Берендейский нахмурился, но промолчал. Помнилось ему, что против народных обычаев можно лишь на танках и БМП переть – так, как было в Праге, Будапеште и других местах. Но здесь танка не было.
Бросили жребий. Вторым выпало стрелять Пегасову, а Берендейскому – последним. Он недовольно отвесил губу и буркнул, что при Ильиче его больше уважали.
Охотники затаились в своем укрытии. Легкий ветерок рябил воду. От припоя отрывались льдины и плыли вниз по течению в большой реке Индигирке, а оттуда – прямиком в Ледовитый океан. Утреннее солнце сияло в небесах и даже вроде бы грело.
Наконец круглолицый талды-кейнар из помощников Пегасова прищурился на небо и сказал:
– Летят, однако.
– Летят, летят!.. – загомонили остальные.
– Стрелять по моей команда, – промолвил Кукун Кац. – Бить в лет. Помощникам – считать!

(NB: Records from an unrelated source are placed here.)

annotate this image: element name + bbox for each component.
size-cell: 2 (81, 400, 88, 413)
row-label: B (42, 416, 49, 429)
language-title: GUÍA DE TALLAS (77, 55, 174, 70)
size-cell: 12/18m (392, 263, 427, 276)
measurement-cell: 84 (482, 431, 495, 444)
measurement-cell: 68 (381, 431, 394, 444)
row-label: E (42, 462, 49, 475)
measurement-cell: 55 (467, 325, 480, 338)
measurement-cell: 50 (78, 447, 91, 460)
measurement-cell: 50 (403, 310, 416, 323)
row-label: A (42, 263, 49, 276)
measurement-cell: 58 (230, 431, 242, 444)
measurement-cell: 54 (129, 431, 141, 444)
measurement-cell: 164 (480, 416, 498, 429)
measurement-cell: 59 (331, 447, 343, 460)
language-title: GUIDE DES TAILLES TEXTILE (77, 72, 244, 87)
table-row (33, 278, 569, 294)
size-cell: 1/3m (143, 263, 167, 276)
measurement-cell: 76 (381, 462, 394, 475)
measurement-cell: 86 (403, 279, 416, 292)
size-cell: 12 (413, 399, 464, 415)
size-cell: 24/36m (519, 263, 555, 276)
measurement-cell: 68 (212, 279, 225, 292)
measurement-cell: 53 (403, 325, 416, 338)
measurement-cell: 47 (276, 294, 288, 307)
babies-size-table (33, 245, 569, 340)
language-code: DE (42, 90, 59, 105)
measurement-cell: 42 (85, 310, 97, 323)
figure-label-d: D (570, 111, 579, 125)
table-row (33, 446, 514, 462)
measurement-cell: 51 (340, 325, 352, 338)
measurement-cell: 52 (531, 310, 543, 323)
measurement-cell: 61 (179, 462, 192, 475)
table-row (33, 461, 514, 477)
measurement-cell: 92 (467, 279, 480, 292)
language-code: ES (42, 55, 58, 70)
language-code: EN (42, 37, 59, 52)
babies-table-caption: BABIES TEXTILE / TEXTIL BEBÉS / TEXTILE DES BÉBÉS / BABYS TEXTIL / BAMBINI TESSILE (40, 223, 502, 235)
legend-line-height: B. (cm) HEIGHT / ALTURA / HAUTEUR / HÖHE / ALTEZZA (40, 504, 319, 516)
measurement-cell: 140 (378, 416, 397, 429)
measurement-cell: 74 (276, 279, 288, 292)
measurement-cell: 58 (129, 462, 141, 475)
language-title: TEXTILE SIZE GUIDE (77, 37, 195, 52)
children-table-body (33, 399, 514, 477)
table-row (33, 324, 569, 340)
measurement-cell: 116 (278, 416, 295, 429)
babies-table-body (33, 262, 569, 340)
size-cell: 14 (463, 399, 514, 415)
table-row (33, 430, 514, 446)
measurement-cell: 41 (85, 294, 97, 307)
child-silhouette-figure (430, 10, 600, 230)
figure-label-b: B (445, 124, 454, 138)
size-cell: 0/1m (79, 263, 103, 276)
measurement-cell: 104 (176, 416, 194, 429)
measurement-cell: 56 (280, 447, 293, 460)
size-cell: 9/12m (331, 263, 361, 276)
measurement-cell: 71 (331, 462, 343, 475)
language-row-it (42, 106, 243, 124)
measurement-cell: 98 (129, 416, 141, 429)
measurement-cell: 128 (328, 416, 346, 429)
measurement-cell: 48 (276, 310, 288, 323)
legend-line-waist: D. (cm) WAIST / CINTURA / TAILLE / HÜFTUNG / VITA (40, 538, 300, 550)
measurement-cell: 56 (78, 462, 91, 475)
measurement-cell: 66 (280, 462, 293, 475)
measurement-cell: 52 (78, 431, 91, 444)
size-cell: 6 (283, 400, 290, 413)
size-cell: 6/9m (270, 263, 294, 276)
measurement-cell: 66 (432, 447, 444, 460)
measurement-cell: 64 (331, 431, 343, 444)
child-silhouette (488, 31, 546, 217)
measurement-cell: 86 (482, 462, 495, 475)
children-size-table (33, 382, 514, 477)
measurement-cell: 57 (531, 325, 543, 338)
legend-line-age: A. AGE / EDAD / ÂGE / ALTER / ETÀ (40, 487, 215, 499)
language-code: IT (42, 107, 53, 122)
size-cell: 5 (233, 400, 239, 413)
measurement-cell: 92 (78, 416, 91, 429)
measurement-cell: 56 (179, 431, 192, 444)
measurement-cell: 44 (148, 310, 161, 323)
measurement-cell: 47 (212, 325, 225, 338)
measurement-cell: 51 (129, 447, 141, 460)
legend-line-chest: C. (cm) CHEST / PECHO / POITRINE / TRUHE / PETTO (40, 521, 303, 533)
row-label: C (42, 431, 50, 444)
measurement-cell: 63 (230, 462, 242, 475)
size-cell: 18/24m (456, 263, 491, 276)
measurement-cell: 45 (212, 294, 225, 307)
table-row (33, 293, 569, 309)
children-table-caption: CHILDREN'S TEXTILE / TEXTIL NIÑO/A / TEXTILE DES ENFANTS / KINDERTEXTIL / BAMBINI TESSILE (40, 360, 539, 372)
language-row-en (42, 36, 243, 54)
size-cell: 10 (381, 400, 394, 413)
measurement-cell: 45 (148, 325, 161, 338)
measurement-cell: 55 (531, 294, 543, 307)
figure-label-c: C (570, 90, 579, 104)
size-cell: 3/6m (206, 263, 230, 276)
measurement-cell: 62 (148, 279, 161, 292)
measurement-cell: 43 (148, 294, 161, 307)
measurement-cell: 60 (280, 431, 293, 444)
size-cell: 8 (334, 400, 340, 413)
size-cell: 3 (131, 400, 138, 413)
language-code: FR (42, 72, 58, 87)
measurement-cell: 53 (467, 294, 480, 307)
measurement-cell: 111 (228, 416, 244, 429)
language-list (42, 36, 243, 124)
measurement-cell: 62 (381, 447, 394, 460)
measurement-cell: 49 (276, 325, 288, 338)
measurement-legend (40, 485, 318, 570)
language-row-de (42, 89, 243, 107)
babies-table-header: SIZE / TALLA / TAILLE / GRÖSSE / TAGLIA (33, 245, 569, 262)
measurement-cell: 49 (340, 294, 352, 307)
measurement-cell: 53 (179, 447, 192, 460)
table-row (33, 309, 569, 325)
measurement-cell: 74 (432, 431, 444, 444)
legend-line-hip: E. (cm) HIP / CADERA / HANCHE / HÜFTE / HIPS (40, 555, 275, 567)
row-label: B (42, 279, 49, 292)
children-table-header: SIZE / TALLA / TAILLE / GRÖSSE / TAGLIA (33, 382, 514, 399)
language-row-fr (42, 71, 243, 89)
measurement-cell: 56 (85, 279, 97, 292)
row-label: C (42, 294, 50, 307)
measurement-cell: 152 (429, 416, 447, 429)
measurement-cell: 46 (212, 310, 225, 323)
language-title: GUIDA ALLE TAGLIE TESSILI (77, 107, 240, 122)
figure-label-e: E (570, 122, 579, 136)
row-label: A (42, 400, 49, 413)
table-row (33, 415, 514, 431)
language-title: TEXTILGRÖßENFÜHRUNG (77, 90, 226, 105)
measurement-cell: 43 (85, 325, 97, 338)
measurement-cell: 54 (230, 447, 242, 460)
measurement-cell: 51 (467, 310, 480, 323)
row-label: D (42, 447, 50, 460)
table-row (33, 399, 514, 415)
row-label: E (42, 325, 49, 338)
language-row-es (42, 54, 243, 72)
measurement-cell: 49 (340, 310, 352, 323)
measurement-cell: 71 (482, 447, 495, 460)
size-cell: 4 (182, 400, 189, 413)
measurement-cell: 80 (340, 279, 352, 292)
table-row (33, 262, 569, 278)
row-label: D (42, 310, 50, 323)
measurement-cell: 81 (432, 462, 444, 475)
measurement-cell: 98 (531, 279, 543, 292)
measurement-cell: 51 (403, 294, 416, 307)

Белая пушинка падала с небес, спускалась к тундре, превращаясь в облачко, в облако, в тучу. Били сотни крыльев, сотни шей вытягивались вниз, сотни лап готовились погрузиться в темные речные воды. Огромная стая кружила над рекой и берегом, затмевая солнечный свет, оглашая воздух протяжным заунывным криком. На метель похоже, подумалось Бабаеву, на метель с живыми снежинками.
Зажужжали камеры журналистов.
– Готовься, Бабай, – прошептал Кукун. И сразу, тоже шепотом, скомандовал: – Огонь!
Бах-бабах! – раскатилось под небом тундры, и гуси, роняя перышки, посыпались вниз, шлепаясь друг за другом на берег. «Один, два, три… – усердно считали помощники, – четыре, пять, шесть… семь!» Кто-то промолвил: «Счастливое число!», а Гутытку громко восхитился:
– Ну глаз-ватерпас! – И добавил: – Так дед Мойше говорил.
– Господин Пегас, ваш очередь. Огонь! – Кукун махнул рукой.
Пегасов вытянул руки с ружьем, зажмурился, выпалил в белый свет и получил прикладом по челюсти. Стая возмущенно загоготала и ринулась подальше от пугающего шума. Берендейский, дождавшись команды, стрельнул дуплетом, поразил гуся в корму, но и этот единственный успех не принес ему радости: мертвый гусь шлепнулся в воду, и течение потащило его в Индигирку.
– Собирай добыча, – распорядился Кукун. – Возвращаемся.
Помощники – те, что помоложе – помчались к толпе, потрясая гусями.